Ein paar Räume weiter trafen wir Velázquez wieder, den wir ausgiebig im Prado hatten bewundern dürfen. Wir waren uns einig, dass wir eine Leihgabe von dort – ein Porträt Philipps IV. – auch vor Ort gesehen hatten, aber so oft, wie Velázquez den König gemalt hat, waren wir uns nicht ganz sicher. F. guckte noch die Velázquezze an, während ich schon in den nächsten Raum ging – und dort breit grinsend nach einem kurzen Rundumblick stehen blieb. F. hatte dann auch seinen wissenden Gesichtsausdruck drauf, als er zu mir aufschloss, denn ich stand beseelt vor einem Stillleben Cotáns. Dem Mann bin ich verfallen, seit ich ihn in einer Vorlesung sah, und habe das F. vermutlich stundenlang im Prado erzählt – die gleiche Vorlesung wies mich übrigens auch auf Chardin hin, dessen Stillleben ich ebenso verfallen bin. Als wir im Prado waren, habe ich, glaube ich, laut gequietscht, als ich den Cotán entdeckte, weil ich nicht wusste, dass dort einer hängt. Aus der Bildbeschreibung vor Ort lernten wir, dass es nur sechs Stillleben gibt, die zweifelsfrei Cotán zugeschrieben werden können. Jedenfalls meinten wir gestern abend, dass das dort gestanden hätte. Ich hatte auf die Wikipedia als Quelle für diesen tollen Fakt getippt, aber dort stand nichts (jedenfalls nicht in der deutschen oder englischen Ausgabe). Daher lest ihr diesen Blogeintrag auch erst etwas später als gewohnt, denn ich tippe ihn im ZI, wo ich natürlich erstmal nachschauen musste, ob diese Aussage stimmt. Sowas kann ich ja nicht mehr einfach so ungeprüft schreiben. Seit wenigen Minuten kann ich bestätigen: Es gibt wirklich nur sechs zweifelsfrei Cotán zugeschriebene Stillleben, und es gibt sogar nur vier, die in öffentlichen Museen hängen (im Prado, in Chicago – da kam die gestrige Leihgabe her – sowie in San Diego und Granada). Ich kann jetzt also von mir behaupten, die Hälfte aller für mich zugänglichen Stillleben Cotáns gesehen zu haben. Ha!
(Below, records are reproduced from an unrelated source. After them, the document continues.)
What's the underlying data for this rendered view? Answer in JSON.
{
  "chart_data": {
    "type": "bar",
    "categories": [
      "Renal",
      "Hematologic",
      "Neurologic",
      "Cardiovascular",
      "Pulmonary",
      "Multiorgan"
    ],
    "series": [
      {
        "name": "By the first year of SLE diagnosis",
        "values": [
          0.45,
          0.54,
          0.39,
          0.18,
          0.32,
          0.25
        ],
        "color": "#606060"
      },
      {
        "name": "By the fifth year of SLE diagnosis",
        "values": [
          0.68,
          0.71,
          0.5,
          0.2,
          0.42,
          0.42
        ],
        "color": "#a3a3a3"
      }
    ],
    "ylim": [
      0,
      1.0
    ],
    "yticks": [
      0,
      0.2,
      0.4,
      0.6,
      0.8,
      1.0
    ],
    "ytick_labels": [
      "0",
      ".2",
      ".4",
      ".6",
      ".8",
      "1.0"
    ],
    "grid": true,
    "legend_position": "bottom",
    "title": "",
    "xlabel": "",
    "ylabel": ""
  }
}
(Die Quelle für den Fakt, falls das jemand in der Wikipedia eintragen will: Jordan, William B.: An Eye on Nature. Spanish Still-Life Paintings from Sanchez Cotán to Goya, 2. überarbeitete Auflage, London 1997, S. 28.)

Nach dem Museum gab’s endlich was zu essen, was dringend nötig war, denn ich hatte seit meinem üblichen morgendlichen Cappuccino und Saft nichts zu mir genommen. Wir gönnten uns Pizza bei Ciao Ragazzi, die meiner Meinung nach aber nicht ganz so gut war wie beim verwandschaftlich verbundenen Unternehmen direkt gegenüber, Lo Studente. Trotzdem schmackhaft, und mit Pizza macht man mich ja immer glücklich.